Kierowcy rywalizują w
różnych klasach pojazdów, zależnych od pojemności silnika lub marki. Najwyższa
klasa to formuły. Ja ścigam się dwustukonnym Renault Clio RS w klasie do 2
litrów pojemności. Biorę udział zarówno w mistrzostwach Europy Strefy Centralnej
Endurance jak i w europejskim pucharze ESET Clio Cup.
Jak wygląda taki wyścig od kuchni?
W Polsce jest tylko
jeden profesjonalny tor wyścigowy, w Poznaniu. Często więc startuję za
granicą, na przykład
na Słowacji, Węgrzech, czy w Austrii.
Wyścigi zazwyczaj
trwają cały weekend, ale na miejsce jedziemy kilka dni wcześniej. W skład
zespołu, oprócz mnie czyli kierowcy, wchodzą dwaj mechanicy oraz osoba
odpowiedzialna za sprawy organizacyjne. Samochód wieziemy na lawecie.
Z reguły dwa dni
przed początkiem wyścigów zaczynamy jazdy treningowe. Podczas każdego
okrążenia toru
specjalny system elektroniczny, telemetria, zbiera i przesyła do komputera dane
z czujników umieszczonych w różnych miejscach w samochodzie. Te szczegółowe
informacje dają nam wgląd w to, jak samochód zachowywał się na poszczególnych
zakrętach.
Dzięki temu mechanicy
wiedzą jak zmienić ustawienia samochodu, by podczas wyścigu osiągnąć lepszy
wynik. Mogą na przykład odpowiednio wyregulować geometrię auta, dobrać
ciśnienie opon czy twardość amortyzatorów. Mimo to, każda zmiana pogody,
a szczególnie deszcz, ma ogromny wpływ na przebieg wyścigu.
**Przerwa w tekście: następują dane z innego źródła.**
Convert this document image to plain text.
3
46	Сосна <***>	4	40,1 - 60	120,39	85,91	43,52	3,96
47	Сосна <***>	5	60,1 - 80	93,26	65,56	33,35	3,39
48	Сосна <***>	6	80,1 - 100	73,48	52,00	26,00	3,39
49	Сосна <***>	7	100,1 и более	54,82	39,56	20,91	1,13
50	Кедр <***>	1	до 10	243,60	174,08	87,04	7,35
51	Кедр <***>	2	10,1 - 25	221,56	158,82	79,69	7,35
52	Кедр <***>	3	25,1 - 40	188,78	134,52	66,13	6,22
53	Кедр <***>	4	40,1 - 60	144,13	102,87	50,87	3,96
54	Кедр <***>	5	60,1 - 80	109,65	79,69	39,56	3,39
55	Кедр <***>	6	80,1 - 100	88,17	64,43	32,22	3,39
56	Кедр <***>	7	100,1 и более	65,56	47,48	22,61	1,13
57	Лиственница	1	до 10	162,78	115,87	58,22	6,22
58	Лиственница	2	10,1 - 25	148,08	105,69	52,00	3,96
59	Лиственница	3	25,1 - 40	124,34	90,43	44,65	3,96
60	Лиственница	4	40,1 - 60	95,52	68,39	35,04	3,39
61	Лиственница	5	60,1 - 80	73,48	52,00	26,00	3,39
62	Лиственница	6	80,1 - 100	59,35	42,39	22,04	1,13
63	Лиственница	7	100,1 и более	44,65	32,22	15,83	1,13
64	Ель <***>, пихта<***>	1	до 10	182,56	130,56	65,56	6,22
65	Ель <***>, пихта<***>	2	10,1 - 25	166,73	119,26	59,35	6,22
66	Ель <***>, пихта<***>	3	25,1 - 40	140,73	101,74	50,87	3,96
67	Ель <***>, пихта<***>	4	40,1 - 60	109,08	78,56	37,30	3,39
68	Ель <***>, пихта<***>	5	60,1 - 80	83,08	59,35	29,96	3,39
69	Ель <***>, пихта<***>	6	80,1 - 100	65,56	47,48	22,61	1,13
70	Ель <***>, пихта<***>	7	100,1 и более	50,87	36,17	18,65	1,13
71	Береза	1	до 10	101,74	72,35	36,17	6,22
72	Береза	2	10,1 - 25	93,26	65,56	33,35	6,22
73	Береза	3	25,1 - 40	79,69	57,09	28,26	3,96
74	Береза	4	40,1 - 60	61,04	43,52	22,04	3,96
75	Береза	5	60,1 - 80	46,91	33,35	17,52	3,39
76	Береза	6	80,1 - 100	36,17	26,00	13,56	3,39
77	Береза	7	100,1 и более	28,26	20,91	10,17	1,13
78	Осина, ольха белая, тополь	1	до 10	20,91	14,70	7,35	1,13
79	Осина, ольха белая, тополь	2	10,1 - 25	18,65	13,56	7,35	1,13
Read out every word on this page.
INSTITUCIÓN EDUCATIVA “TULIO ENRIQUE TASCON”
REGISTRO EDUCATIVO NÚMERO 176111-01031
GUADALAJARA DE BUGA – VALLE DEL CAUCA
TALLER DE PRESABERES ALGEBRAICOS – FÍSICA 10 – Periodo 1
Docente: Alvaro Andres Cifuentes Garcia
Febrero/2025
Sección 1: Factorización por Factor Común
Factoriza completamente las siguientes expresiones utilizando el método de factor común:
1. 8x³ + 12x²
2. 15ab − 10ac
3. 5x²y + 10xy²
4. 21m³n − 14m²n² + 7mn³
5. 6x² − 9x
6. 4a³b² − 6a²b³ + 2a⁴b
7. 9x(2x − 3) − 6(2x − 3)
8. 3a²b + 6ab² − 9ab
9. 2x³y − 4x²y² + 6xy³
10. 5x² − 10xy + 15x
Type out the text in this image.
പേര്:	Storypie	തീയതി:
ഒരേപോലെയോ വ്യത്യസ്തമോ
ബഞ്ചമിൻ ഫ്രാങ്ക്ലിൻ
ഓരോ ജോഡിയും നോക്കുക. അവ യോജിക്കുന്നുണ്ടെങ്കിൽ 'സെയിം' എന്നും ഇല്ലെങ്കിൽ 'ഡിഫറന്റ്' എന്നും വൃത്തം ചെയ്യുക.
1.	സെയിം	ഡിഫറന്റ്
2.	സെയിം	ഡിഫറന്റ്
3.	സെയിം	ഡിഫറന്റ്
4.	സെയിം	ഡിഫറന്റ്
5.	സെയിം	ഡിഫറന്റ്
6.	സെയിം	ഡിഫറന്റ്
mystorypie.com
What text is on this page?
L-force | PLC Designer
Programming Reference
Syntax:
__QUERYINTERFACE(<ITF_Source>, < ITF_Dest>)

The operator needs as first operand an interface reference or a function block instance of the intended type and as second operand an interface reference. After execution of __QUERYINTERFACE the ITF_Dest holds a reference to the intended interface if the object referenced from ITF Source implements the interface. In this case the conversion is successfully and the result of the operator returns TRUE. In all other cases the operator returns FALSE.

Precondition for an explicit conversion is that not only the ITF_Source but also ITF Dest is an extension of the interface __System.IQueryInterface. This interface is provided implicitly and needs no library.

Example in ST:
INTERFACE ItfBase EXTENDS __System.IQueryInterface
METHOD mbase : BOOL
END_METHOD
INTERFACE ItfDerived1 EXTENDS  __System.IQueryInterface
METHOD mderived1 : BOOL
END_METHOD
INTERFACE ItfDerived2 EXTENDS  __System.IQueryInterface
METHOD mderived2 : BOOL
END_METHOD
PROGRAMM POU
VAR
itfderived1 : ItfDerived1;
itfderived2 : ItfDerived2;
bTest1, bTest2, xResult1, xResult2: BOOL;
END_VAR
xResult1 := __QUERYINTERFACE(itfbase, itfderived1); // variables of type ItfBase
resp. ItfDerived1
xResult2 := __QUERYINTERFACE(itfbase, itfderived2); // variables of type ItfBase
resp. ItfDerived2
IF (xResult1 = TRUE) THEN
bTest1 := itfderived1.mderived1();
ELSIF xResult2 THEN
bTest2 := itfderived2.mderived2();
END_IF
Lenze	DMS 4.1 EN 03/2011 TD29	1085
Widzę, że w sportach motorowych dużą rolę odgrywają
kwestie związane z fizyką, techniką, a nawet technologią. Ale pewnie nie
mniej zależy od umiejętności kierowcy?
Umiejętności
potwierdzone są specjalna licencją, niezbędną do uczestnictwa w wyścigach.
Oprócz tego, ważna
jest kondycja. Ja wybrałem pływanie, m.in. po to, aby wzmacniać mięśnie klatki
piersiowej i pas barkowy.
Dobry kierowca musi
też umieć panować nad emocjami. Podczas wyścigu spokój i zimna krew to
podstawa.
Tylko jak to zrobić, skoro rywalizacja na torze
jest bardzo niebezpieczna. A przynajmniej taka się wydaje.
To prawda, że podczas
wyścigów nieraz dochodzi do zderzeń czy wypadnięć z toru. Mój samochód też
bywał rozbity. Ale ponieważ ryzyko wypadku jest relatywnie duże, przed
konsekwencjami mocnych zderzeń czy dachowań kierowcę chroni specjalistyczne
wyposażenie samochodu, m.in. wytrzymała klatka czy specjalny system gaśniczy.
Jakie są inne różnice między samochodem osobowym
a wyścigowym?
Taki pojazd tylko z zewnątrz przypomina zwykłe
auto. Samochód wyścigowy oprócz sprzętu zwiększającego bezpieczeństwo ma na
przykład specjalne zawieszenie, opony, pasy. Tak naprawdę większość elementów
jest inna.
Samochód wyścigowy jest też inaczej
skonstruowany; poszczególne części auta są dużo szybsze w demontażu.
Sporty
motorowe pewnie wielu wydają się pasjonujące, ale mało przystępne. Czy tak
jest?
Chętni mogą spróbować swoich sił w amatorskich
rajdach lub wyścigach albo na torze
kartingowym. Jednak na profesjonalnym poziomie
uprawianie tego sportu wiąże się z wysokimi kosztami. Choćby z tego względu nie
jest to zajęcie dla każdego.
Jak z
tą kwestią radzą sobie kierowcy, którzy jak Ty pragną odnosić sukcesy w dużych,
profesjonalnych
zawodach?
Ponieważ sport, który uprawiamy nie cieszy się
szerokim zainteresowaniem medialnym, trudno jest nam pozyskiwać sponsorów. Przy
wysokim koszcie startów jest to naszą bolączką.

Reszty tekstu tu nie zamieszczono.